Impossible de comprendre l’Océan sans l’avoir une fois sillonné en bateau ; impossible d’aimer la voiture sans l’avoir une fois conduite ; impossible de comprendre la Russie (même si on s’enorgueillit de la connaître sur le bout des doigts) sans l’avoir une fois traversée dans le train numéro 002M de Moscou à Vladivostok, vers ce pays des pinsons et zibelines, par le chemin de fer légendaire, « la colonne vertébrale » de la Russie — le Transsibérien.

Le Transsibérien, le long duquel sont placées les grandes villes de la Russie de l’Est, a été construit en quelques étapes. Une seule date demeure plus ou moins précise, celle du Te Deum officiel le 31 mai 1891 à Vladivostok à cause de la mise en chantier des travaux de construction du chemin de fer qui relierait les régions de l’Est à celles de l’Ouest. Le temps rectifiait peu à peu la destination des axes principaux, mais à cet instant c’est de moindre importance pour nous.

Aujourd’hui, ce voyage en train est sans pareil dans le monde entier. Bien sûr, il y a l’Orient Express de Londres à Istanbul, mais celui-ci traverse une dizaine de pays et le voyage ne prend que trois jours, alors que le train Rossia empruntant le Transsibérien propose une distraction piquante et inoubliable, celle de parcourir toute la Russie d’un bout à l’autre.

Départ de Moscou à 21 heures 20, de la gare de Iaroslavl.

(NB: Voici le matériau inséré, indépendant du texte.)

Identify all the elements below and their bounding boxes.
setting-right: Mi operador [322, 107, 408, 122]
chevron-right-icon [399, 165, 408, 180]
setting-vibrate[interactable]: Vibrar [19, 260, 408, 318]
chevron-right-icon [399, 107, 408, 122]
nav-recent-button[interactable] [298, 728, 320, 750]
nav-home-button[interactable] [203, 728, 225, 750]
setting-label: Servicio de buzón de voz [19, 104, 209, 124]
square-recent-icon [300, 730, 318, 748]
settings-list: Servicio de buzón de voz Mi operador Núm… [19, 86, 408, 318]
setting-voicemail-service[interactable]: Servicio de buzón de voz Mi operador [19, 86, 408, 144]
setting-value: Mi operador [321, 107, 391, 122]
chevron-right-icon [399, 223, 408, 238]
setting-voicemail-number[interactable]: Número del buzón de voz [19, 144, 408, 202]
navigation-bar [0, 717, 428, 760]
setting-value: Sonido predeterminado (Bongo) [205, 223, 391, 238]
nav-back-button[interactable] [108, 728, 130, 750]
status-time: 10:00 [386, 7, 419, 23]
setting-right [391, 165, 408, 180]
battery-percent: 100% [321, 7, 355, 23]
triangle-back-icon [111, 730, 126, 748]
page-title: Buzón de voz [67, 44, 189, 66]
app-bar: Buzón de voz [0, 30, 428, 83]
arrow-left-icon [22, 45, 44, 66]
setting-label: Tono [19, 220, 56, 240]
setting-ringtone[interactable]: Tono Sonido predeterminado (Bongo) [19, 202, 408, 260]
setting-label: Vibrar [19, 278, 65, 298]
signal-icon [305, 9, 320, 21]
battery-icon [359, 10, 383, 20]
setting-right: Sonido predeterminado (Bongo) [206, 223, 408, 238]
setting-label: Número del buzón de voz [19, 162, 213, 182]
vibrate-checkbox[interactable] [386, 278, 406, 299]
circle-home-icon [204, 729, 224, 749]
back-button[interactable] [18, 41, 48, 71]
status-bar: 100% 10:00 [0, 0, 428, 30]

Le premier arrêt, tard dans la nuit, à Nijni-Novgorod dont on ne voit malheureusement qu’un panorama splendide (la ligne de chemin de fer passe à côté).

Après Kirov (Viatka), une vue singulière attend le voyageur : le Talus légendaire près de Perm. Par le temps d’été (le train longe le talus le soir), les couleurs incroyables du soleil couchant ajoutent un aspect fantastique à cette vue indescriptible.

Le rond-point avec le monument symbolique Europe-Asie, à mi-chemin vers Ekaterinbourg, exige beaucoup plus d’attention. Il faut savoir d’avance de quel côté regarder. Le chef de wagon peut parfois ne pas le savoir lui-même, alors il faut être sur le qui-vive pour ne pas le regretter après.

A travers les vitres de la voiture, Ekaterinbourg apparaît comme « une ville en rouge ». Les habitants vous diront que l’impression est erronée, pourtant les bâtisses en pierre rouge saisissent le regard, surtout si le train arrive en plein jour.

Novossibirsk, majestueuse capitale sibérienne, dépasse toutes les expectations. La prétention se manifeste déjà dans l’architecture de la place de la gare avec le bâtiment principal qui la surplombe. Avec un arrêt d’une heure environ on a la possibilité de s’y promener, de traverser les viaducs au-dessus des voies, de sentir cette ville immense et qui paraît indépendante.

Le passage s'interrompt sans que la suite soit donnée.